Der kleine Brockhaus (The little Brockhaus) is the name of a series of encyclopedias published by F. A. Brockhaus. It was published as an alternative to the Großer Brockhaus (big Brockhaus) which are the main encyclopedia published by the same company.

Der kleine Brockhaus: Handbuch des Wissens in einem Band (The little Brockhaus: Handbook of Knowledge in one volume) was published in 1925. It had 804 pages, over 5400 illustrations and maps in the text and on 88 monochrome and colorful plate and map pages, as well as 36 overviews and chronological tables. A second printing was made in 1926, it contained 6000 illustrations and maps in the text and on 89 monochrome and colorful plate and map pages, as well as 37 overviews and chronological tables.

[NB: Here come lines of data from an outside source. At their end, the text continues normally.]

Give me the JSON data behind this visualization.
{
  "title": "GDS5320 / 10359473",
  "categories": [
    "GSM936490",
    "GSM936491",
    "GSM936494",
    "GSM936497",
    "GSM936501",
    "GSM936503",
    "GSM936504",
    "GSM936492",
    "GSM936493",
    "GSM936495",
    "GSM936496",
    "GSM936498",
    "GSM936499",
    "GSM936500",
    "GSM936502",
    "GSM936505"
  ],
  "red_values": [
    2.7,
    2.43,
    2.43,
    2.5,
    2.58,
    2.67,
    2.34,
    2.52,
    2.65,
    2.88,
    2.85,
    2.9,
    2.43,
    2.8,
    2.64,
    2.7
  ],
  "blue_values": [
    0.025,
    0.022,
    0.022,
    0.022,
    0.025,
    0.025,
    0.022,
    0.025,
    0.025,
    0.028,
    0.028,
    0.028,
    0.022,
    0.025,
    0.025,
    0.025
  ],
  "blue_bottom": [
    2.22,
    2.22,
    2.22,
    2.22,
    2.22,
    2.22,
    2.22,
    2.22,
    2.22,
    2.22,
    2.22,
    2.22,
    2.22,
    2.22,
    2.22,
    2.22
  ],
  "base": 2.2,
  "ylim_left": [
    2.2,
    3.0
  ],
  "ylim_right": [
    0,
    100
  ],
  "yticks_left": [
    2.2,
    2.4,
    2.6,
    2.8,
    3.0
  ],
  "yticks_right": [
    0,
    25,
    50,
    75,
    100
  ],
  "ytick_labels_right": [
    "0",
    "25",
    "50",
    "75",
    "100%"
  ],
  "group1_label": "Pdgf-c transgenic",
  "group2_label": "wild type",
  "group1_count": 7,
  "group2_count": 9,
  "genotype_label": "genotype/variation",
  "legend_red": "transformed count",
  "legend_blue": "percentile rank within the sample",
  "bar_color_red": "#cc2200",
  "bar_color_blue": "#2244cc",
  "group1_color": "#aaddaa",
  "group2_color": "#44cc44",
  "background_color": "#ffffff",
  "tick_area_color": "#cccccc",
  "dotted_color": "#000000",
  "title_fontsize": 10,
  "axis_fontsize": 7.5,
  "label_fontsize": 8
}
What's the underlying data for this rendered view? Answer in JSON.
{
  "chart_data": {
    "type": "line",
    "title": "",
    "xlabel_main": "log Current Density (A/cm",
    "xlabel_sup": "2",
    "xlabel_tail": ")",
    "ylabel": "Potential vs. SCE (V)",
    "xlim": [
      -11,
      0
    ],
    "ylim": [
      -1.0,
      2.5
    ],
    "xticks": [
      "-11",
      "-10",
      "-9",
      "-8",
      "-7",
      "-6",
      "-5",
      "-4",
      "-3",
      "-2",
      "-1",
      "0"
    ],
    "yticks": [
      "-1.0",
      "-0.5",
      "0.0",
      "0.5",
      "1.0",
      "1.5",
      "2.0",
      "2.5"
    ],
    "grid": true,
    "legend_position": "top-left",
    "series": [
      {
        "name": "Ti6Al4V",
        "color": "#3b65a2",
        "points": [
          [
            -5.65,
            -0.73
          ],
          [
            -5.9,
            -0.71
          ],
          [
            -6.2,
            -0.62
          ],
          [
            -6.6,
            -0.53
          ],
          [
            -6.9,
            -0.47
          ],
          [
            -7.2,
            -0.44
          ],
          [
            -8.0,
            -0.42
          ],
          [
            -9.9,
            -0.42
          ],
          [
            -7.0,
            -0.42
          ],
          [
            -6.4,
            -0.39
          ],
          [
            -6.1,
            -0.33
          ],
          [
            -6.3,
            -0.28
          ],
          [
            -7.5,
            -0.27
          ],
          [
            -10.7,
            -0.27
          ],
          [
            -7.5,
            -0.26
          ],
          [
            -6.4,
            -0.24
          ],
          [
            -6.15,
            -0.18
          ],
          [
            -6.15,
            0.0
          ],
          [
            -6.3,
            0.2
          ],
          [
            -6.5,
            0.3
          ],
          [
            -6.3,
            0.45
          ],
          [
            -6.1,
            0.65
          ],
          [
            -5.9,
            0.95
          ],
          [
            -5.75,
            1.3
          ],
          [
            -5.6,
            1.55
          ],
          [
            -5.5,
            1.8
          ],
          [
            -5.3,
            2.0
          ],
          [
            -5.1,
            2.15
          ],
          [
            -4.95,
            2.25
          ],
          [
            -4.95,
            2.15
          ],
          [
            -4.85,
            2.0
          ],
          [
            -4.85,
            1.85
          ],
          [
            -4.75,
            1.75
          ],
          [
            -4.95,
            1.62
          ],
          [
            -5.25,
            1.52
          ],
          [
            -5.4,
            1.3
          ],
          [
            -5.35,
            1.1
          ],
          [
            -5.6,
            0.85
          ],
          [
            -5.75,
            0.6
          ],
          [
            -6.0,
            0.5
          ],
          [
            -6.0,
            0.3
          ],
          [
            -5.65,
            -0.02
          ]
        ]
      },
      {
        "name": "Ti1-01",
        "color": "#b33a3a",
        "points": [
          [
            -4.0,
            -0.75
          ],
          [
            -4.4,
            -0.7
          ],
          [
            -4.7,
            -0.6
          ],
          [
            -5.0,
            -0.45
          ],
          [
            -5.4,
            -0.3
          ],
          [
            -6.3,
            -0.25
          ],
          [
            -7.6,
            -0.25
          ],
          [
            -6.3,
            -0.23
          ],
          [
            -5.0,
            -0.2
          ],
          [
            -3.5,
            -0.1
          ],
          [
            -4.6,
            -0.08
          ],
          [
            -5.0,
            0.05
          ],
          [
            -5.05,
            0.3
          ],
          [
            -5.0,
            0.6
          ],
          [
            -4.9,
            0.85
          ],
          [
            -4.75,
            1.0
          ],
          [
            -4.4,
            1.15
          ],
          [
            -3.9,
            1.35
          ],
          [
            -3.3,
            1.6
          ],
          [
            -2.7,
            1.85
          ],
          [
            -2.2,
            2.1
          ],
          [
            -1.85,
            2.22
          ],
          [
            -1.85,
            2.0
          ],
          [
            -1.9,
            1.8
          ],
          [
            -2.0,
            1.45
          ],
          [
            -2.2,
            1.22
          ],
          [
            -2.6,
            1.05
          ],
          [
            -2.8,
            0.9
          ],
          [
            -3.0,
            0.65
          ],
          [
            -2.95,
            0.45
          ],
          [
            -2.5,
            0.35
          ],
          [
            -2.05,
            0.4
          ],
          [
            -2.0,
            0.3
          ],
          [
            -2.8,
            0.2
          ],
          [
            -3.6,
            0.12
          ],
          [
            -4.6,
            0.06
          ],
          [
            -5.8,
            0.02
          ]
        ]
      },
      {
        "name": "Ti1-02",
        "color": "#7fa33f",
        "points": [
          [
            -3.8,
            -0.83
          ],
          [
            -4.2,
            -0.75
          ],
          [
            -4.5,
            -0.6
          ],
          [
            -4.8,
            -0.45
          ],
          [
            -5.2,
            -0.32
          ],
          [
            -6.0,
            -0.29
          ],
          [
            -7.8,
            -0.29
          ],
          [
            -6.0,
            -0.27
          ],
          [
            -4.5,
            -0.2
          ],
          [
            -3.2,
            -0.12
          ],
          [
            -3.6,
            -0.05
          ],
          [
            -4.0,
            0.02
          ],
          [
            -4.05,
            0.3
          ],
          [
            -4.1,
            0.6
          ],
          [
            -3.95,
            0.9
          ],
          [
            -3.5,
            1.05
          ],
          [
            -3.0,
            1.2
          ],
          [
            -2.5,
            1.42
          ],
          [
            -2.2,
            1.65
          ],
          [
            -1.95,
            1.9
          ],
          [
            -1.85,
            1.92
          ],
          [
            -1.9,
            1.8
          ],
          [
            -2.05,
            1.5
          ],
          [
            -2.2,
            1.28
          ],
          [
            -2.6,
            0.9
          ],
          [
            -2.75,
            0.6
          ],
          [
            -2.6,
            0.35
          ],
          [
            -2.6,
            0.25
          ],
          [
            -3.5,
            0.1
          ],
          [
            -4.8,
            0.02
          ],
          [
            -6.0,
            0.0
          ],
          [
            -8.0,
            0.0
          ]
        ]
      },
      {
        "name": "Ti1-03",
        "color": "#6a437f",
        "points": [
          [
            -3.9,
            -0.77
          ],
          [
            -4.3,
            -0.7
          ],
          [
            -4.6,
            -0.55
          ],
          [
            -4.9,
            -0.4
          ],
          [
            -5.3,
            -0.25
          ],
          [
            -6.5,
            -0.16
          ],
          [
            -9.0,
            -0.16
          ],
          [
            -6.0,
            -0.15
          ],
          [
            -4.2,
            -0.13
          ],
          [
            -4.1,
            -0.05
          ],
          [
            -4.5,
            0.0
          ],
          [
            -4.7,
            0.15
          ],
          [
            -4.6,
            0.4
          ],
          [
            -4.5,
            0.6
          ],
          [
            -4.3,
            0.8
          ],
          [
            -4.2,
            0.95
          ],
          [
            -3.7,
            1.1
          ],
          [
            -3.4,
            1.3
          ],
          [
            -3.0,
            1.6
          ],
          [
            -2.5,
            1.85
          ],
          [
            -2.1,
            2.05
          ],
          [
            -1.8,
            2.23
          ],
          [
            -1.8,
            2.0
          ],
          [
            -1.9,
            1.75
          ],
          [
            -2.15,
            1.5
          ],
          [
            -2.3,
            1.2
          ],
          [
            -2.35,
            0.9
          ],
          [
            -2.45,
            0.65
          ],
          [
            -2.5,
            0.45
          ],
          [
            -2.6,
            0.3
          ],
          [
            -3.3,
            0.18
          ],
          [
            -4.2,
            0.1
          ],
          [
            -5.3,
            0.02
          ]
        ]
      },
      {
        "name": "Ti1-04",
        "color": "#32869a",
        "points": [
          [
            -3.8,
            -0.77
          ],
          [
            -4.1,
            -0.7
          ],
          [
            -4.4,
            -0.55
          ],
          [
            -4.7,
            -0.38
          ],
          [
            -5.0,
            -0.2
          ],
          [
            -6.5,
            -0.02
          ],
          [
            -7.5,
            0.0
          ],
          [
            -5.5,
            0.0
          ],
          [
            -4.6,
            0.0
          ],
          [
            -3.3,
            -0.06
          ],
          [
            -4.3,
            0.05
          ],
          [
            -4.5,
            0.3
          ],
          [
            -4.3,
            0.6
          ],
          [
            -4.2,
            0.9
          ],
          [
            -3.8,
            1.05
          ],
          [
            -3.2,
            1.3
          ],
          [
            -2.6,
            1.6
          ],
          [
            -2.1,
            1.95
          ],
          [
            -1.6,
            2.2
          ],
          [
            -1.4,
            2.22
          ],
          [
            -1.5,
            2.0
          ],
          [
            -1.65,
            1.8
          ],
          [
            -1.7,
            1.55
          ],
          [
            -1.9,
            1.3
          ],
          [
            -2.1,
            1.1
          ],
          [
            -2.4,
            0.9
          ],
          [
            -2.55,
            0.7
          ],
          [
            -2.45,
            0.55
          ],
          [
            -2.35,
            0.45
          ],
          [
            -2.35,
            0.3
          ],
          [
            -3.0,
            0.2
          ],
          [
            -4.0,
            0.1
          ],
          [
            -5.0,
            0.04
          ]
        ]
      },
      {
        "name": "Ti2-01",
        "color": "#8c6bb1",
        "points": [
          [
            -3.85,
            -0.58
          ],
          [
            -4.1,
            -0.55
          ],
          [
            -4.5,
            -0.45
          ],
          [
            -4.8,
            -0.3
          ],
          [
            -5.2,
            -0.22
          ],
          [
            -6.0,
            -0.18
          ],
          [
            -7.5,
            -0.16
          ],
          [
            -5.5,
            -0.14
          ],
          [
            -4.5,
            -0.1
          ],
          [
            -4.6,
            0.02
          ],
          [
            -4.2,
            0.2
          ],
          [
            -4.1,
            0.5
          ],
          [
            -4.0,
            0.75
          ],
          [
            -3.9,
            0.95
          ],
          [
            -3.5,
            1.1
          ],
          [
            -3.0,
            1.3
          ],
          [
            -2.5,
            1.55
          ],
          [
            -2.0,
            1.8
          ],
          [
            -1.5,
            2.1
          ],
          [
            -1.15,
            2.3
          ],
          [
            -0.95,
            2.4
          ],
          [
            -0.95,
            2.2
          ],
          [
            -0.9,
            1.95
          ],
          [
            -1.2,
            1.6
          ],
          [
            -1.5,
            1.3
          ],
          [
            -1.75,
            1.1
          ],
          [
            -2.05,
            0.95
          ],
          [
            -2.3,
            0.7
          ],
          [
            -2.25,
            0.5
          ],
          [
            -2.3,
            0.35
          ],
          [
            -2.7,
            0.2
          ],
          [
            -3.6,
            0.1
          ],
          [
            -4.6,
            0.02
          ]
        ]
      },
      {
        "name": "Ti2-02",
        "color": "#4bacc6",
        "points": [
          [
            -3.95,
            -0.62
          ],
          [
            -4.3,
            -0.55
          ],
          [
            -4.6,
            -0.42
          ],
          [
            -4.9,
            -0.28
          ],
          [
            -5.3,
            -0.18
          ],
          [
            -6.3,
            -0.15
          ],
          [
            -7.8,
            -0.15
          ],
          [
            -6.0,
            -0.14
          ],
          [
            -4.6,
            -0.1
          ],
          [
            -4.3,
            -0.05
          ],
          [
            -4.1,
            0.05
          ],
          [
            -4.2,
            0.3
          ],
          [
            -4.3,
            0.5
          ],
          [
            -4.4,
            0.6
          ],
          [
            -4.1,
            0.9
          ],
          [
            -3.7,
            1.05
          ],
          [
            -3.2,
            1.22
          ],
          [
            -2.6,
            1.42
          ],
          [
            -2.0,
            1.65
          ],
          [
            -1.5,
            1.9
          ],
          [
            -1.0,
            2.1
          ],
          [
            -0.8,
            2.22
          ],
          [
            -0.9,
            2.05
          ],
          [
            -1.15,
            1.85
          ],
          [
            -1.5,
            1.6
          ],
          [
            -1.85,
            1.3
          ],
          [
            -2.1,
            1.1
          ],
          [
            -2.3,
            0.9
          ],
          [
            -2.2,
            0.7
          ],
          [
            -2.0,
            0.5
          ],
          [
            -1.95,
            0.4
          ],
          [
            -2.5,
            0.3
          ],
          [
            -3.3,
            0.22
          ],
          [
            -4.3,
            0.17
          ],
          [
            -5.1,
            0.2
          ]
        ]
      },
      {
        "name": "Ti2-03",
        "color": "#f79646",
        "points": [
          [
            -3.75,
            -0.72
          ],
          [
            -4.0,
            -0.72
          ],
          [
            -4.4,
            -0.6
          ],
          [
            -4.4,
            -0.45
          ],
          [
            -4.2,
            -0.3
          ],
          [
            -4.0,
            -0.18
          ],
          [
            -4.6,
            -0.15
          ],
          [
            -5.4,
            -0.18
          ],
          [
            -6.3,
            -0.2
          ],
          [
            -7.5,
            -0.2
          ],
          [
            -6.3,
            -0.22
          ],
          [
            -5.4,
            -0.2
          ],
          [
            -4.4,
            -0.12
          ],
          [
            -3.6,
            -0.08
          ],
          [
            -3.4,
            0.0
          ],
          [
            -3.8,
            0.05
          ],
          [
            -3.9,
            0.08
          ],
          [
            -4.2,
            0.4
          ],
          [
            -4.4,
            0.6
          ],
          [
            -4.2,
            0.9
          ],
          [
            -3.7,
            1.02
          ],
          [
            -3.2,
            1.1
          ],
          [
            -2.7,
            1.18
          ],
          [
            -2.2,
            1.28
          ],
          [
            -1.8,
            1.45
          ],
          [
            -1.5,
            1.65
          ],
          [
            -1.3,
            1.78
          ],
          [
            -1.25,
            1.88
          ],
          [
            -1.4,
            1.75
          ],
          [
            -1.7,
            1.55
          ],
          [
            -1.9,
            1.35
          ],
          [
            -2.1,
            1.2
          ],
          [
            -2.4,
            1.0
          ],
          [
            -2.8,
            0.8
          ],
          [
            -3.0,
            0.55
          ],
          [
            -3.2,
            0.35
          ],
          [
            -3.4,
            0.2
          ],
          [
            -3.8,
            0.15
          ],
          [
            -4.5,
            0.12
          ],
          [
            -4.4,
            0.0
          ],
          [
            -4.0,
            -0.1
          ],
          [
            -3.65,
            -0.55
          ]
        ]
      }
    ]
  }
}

Since it was a shorter version and mean to be an alternative for general reader in the crisis year of 1923 and following, the binding and material of this edition were made of less durable material.

The second edition was published in 1930 with over 6200 illustrations and maps in the text and on 91 monochrome and colorful plate and map pages, as well as 37 overview maps and time tables.

The first post-war edition in 1949, published in Wiesbaden, consisted of two volumes with around 700 pages each. The edition advertised itself with a total of 5,400 illustrations and maps in the text, with more than one hundred colorful and monochrome plate pages and two hundred overviews and chronological tables.

The completely redesigned new edition, the fourth edition, was published in 1961.